Thursday, 2 July 2015

Guest Book Review: Blood of Elves

I've taken the day off from blogging to let a friend of mine review a book based off the highly popular  video game The Witcher 3: The Wild Hunt. James is a dear friend of mine and is my sometimes-co-blogger. So, onto the post!

I am not a real Witcher fan. I came to the series, like many English-reading fans, through the video games. Specifically the recent The Witcher 3: The Wild Hunt and it was upon completing the game that I thought, 'Bloody hell, how great must that have been for a Polish fan who's been reading Andrzej Sapkowski's work since the 90's?' Even though I had not read the books or really played the first two games, The Wild Hunt felt brilliantly like the epic conclusion of something special. And it was. I was hooked, totally along for the ride and absolutely in love with every character involved.

I say this because it meant I entered Blood of Elves with a very different perspective than someone just beginning a new series. Yes, it is the first book, but I had the unfair advantage of feeling like I already intimately knew these characters. Though, I've read some say that new readers should begin with The Last Wish as it's a collection of short stories set before the series and provides some background. I ignored that, obviously, but there is some merit in that idea.

The novel follows Ciri and Geralt, a child orphaned by war and the monster hunter whose destiny it was to find her. Ciri is prophesied to end the world, or to save it, or shape it, or elevate the power of whoever can manipulate, enslave or marry her. And there are so many people who'd like very much to find her for the own purposes. Enter Geralt, the famous and stoic witcher, who is known far and wide for both his deadly abilities as a hunter and torrid love affairs with beautiful enchantresses. In Ciri, Geralt does not find a valuable asset or source of power. He finds a daughter whom he would go to any lengths to protect. Ciri herself must come to terms with the violent miseries of her childhood in a world on the brink of war, where everyone else is making plans for her without a care to what she may want.

Ciri and Geralt by dragonlizzard

Blood of Elves is more of a character study than a novel. It is the first step in a grand adventure, but chooses to revel in its players first before doing much of anything. Sapkowski's world is already in full swing from page one and all of its principal players have lived long and/or eventful lives. To bring the audience up to speed, Sapkowski uses colourful conversations where people argue about the past in place of exposition. There are several scenes composed of only dialogue and it allows the author to establish every character's very distinct voice.

There are reasonable downsides to this, of course.

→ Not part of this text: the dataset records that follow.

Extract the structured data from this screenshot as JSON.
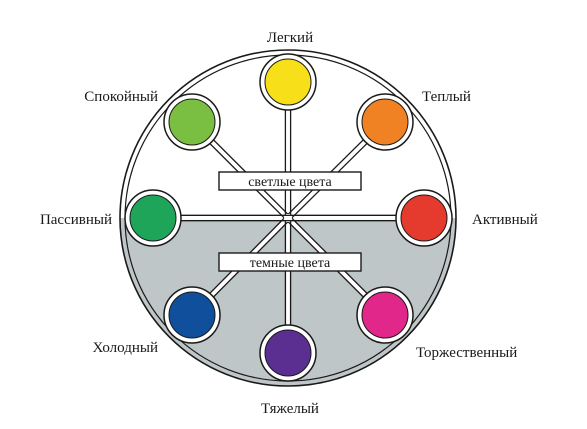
{
  "title": "",
  "bands": {
    "light": "светлые цвета",
    "dark": "темные цвета"
  },
  "colors": {
    "outline": "#1a1a1a",
    "dark_fill": "#bfc6c8",
    "background": "#ffffff"
  },
  "nodes": [
    {
      "id": "light",
      "label": "Легкий",
      "color": "#f7e01a"
    },
    {
      "id": "warm",
      "label": "Теплый",
      "color": "#f08224"
    },
    {
      "id": "active",
      "label": "Активный",
      "color": "#e53a2e"
    },
    {
      "id": "solemn",
      "label": "Торжественный",
      "color": "#e2278a"
    },
    {
      "id": "heavy",
      "label": "Тяжелый",
      "color": "#5b2e91"
    },
    {
      "id": "cold",
      "label": "Холодный",
      "color": "#0f4f9c"
    },
    {
      "id": "passive",
      "label": "Пассивный",
      "color": "#1fa55a"
    },
    {
      "id": "calm",
      "label": "Спокойный",
      "color": "#7bbf42"
    }
  ]
}
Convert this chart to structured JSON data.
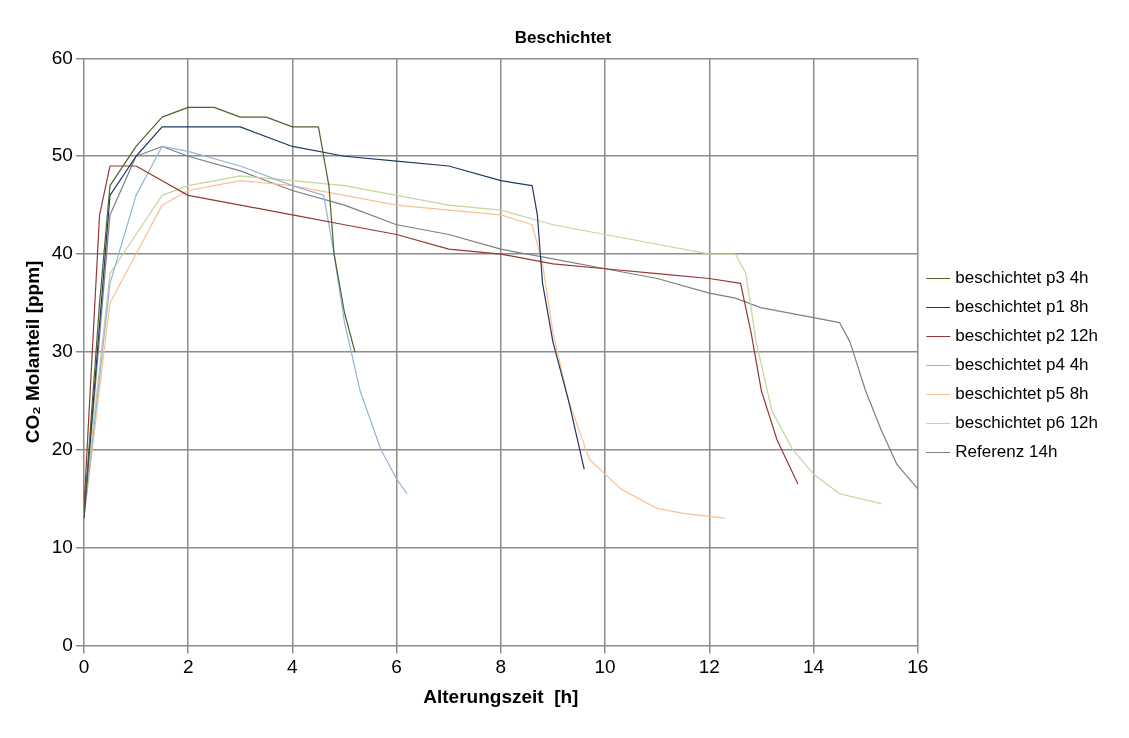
{
  "chart_data": {
    "type": "line",
    "title": "Beschichtet",
    "xlabel": "Alterungszeit  [h]",
    "ylabel": "CO₂ Molanteil [ppm]",
    "xlim": [
      0,
      16
    ],
    "xticks": [
      0,
      2,
      4,
      6,
      8,
      10,
      12,
      14,
      16
    ],
    "ylim": [
      0,
      60
    ],
    "yticks": [
      0,
      10,
      20,
      30,
      40,
      50,
      60
    ],
    "grid": true,
    "legend": "right",
    "marker": "none",
    "line_style": "solid",
    "series": [
      {
        "name": "beschichtet p3 4h",
        "color": "#4f6228",
        "x": [
          0,
          0.3,
          0.5,
          1,
          1.5,
          2,
          2.5,
          3,
          3.5,
          4,
          4.5,
          4.7,
          4.8,
          5,
          5.2
        ],
        "values": [
          13,
          35,
          47,
          51,
          54,
          55,
          55,
          54,
          54,
          53,
          53,
          47,
          40,
          34,
          30
        ]
      },
      {
        "name": "beschichtet p1 8h",
        "color": "#1f3864",
        "x": [
          0,
          0.5,
          1,
          1.5,
          2,
          3,
          4,
          5,
          6,
          7,
          8,
          8.6,
          8.7,
          8.8,
          9,
          9.3,
          9.6
        ],
        "values": [
          13,
          46,
          50,
          53,
          53,
          53,
          51,
          50,
          49.5,
          49,
          47.5,
          47,
          44,
          37,
          31,
          25,
          18
        ]
      },
      {
        "name": "beschichtet p2 12h",
        "color": "#953735",
        "x": [
          0,
          0.3,
          0.5,
          1,
          1.5,
          2,
          3,
          4,
          5,
          6,
          7,
          8,
          9,
          10,
          11,
          12,
          12.6,
          12.8,
          13,
          13.3,
          13.7
        ],
        "values": [
          14,
          44,
          49,
          49,
          47.5,
          46,
          45,
          44,
          43,
          42,
          40.5,
          40,
          39,
          38.5,
          38,
          37.5,
          37,
          32,
          26,
          21,
          16.5
        ]
      },
      {
        "name": "beschichtet p4 4h",
        "color": "#95b3d7",
        "x": [
          0,
          0.5,
          1,
          1.5,
          2,
          3,
          4,
          4.6,
          4.8,
          5,
          5.3,
          5.7,
          6,
          6.2
        ],
        "values": [
          13,
          37,
          46,
          51,
          50.5,
          49,
          47,
          46,
          40,
          33,
          26,
          20,
          17,
          15.5
        ]
      },
      {
        "name": "beschichtet p5 8h",
        "color": "#fac090",
        "x": [
          0,
          0.5,
          1,
          1.5,
          2,
          2.5,
          3,
          4,
          5,
          6,
          7,
          8,
          8.6,
          8.8,
          9,
          9.3,
          9.7,
          10.3,
          11,
          11.5,
          12.3
        ],
        "values": [
          13,
          35,
          40,
          45,
          46.5,
          47,
          47.5,
          47,
          46,
          45,
          44.5,
          44,
          43,
          39,
          32,
          25,
          19,
          16,
          14,
          13.5,
          13
        ]
      },
      {
        "name": "beschichtet p6 12h",
        "color": "#c3d69b",
        "x": [
          0,
          0.5,
          1,
          1.5,
          2,
          3,
          4,
          5,
          6,
          7,
          8,
          9,
          10,
          11,
          12,
          12.5,
          12.7,
          12.9,
          13.2,
          13.6,
          14,
          14.5,
          15.3
        ],
        "values": [
          14,
          38,
          42,
          46,
          47,
          48,
          47.5,
          47,
          46,
          45,
          44.5,
          43,
          42,
          41,
          40,
          40,
          38,
          31,
          24,
          20,
          17.5,
          15.5,
          14.5
        ]
      },
      {
        "name": "Referenz 14h",
        "color": "#7f7f7f",
        "x": [
          0,
          0.5,
          1,
          1.5,
          2,
          3,
          4,
          5,
          6,
          7,
          8,
          9,
          10,
          11,
          12,
          12.5,
          13,
          14,
          14.5,
          14.7,
          15,
          15.3,
          15.6,
          16
        ],
        "values": [
          13,
          44,
          50,
          51,
          50,
          48.5,
          46.5,
          45,
          43,
          42,
          40.5,
          39.5,
          38.5,
          37.5,
          36,
          35.5,
          34.5,
          33.5,
          33,
          31,
          26,
          22,
          18.5,
          16
        ]
      }
    ]
  }
}
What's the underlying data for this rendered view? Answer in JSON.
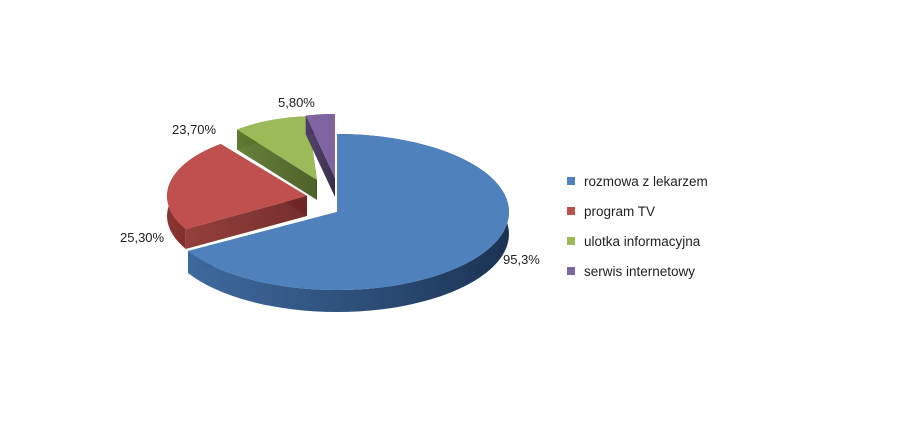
{
  "chart_data": {
    "type": "pie",
    "style": "3d-exploded",
    "title": "",
    "legend_position": "right",
    "slices": [
      {
        "name": "rozmowa z lekarzem",
        "value": 95.3,
        "label": "95,3%",
        "color": "#4F81BD"
      },
      {
        "name": "program TV",
        "value": 25.3,
        "label": "25,30%",
        "color": "#C0504D"
      },
      {
        "name": "ulotka informacyjna",
        "value": 23.7,
        "label": "23,70%",
        "color": "#9BBB59"
      },
      {
        "name": "serwis internetowy",
        "value": 5.8,
        "label": "5,80%",
        "color": "#8064A2"
      }
    ]
  }
}
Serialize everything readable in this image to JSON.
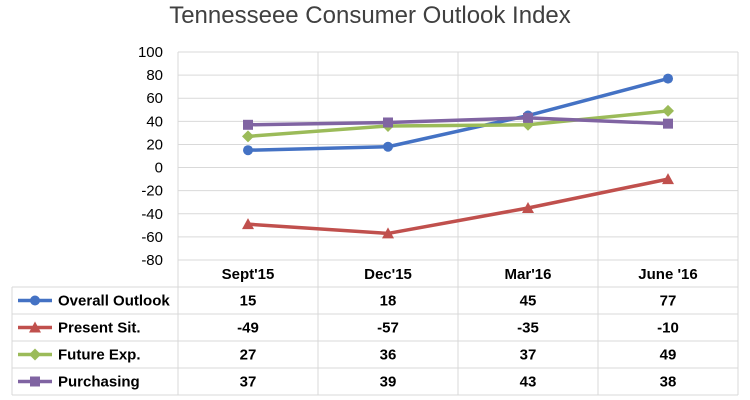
{
  "chart_data": {
    "type": "line",
    "title": "Tennesseee Consumer Outlook Index",
    "categories": [
      "Sept'15",
      "Dec'15",
      "Mar'16",
      "June '16"
    ],
    "ylim": [
      -80,
      100
    ],
    "yticks": [
      100,
      80,
      60,
      40,
      20,
      0,
      -20,
      -40,
      -60,
      -80
    ],
    "grid": true,
    "legend_placement": "data-table-left",
    "series": [
      {
        "name": "Overall Outlook",
        "values": [
          15,
          18,
          45,
          77
        ],
        "color": "#4472c4",
        "marker": "circle"
      },
      {
        "name": "Present Sit.",
        "values": [
          -49,
          -57,
          -35,
          -10
        ],
        "color": "#c0504d",
        "marker": "triangle"
      },
      {
        "name": "Future Exp.",
        "values": [
          27,
          36,
          37,
          49
        ],
        "color": "#9bbb59",
        "marker": "diamond"
      },
      {
        "name": "Purchasing",
        "values": [
          37,
          39,
          43,
          38
        ],
        "color": "#8064a2",
        "marker": "square"
      }
    ]
  }
}
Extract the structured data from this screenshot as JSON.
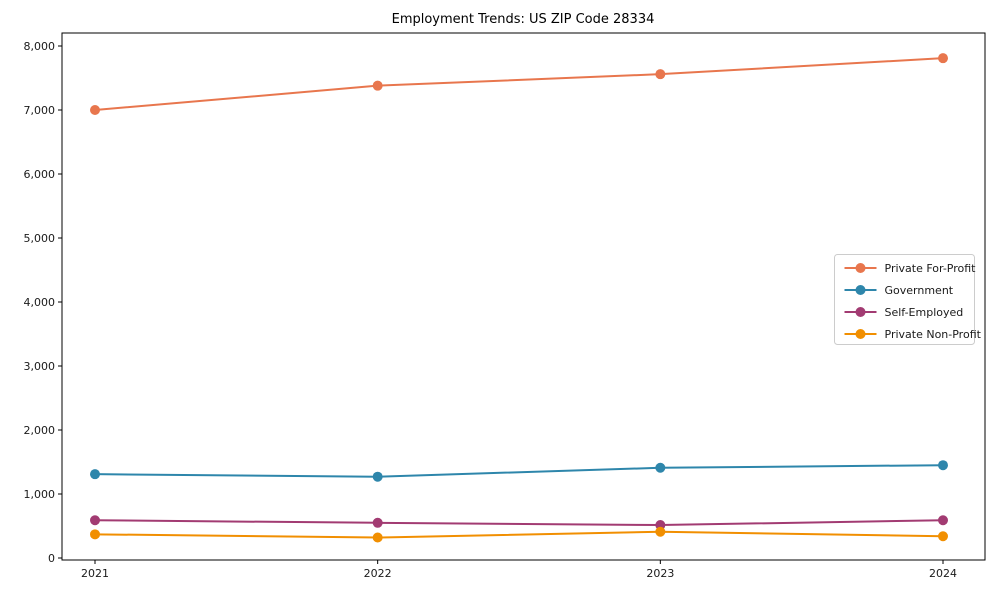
{
  "chart_data": {
    "type": "line",
    "title": "Employment Trends: US ZIP Code 28334",
    "xlabel": "",
    "ylabel": "",
    "categories": [
      "2021",
      "2022",
      "2023",
      "2024"
    ],
    "series": [
      {
        "name": "Private For-Profit",
        "color": "#E8764D",
        "values": [
          7000,
          7380,
          7560,
          7810
        ]
      },
      {
        "name": "Government",
        "color": "#2E86AB",
        "values": [
          1310,
          1270,
          1410,
          1450
        ]
      },
      {
        "name": "Self-Employed",
        "color": "#A23B72",
        "values": [
          590,
          550,
          515,
          590
        ]
      },
      {
        "name": "Private Non-Profit",
        "color": "#F18F01",
        "values": [
          370,
          320,
          410,
          340
        ]
      }
    ],
    "ylim": [
      0,
      8200
    ],
    "yticks": [
      0,
      1000,
      2000,
      3000,
      4000,
      5000,
      6000,
      7000,
      8000
    ],
    "ytick_labels": [
      "0",
      "1,000",
      "2,000",
      "3,000",
      "4,000",
      "5,000",
      "6,000",
      "7,000",
      "8,000"
    ],
    "grid": false,
    "legend_position": "center right",
    "marker": "circle",
    "line_width": 2,
    "marker_radius": 5,
    "axis_color": "#000000",
    "legend_border_color": "#cccccc",
    "background_color": "#ffffff"
  }
}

The world of The Witcher is very dense with multiple plot lines to follow and so many characters who will all obviously have a part to play in later novels. Blood of Elves spends so much time jumping between one interesting conversation to the next that very little of the overall plot goes anywhere. After almost 400 pages, the story has not moved narratively or geographically very far. Yet it all feels like the first stones tumbling down the mountainside before an avalanche. It's a fun set up that lets the audience get invested in their toys before they can play with them.

I am jealous of all the people who've known them for 20 years now.

I know Geralt, Ciri, Yen and Triss. At least, I think I do. Even coming from The Wild Hunt to Blood of Elves I still feel like that's true. While many of the concepts espoused in the novel may be familiar to me from the games, it still felt like a solid way of kicking off the saga. If nothing else, it is just fun to spend more time with these characters.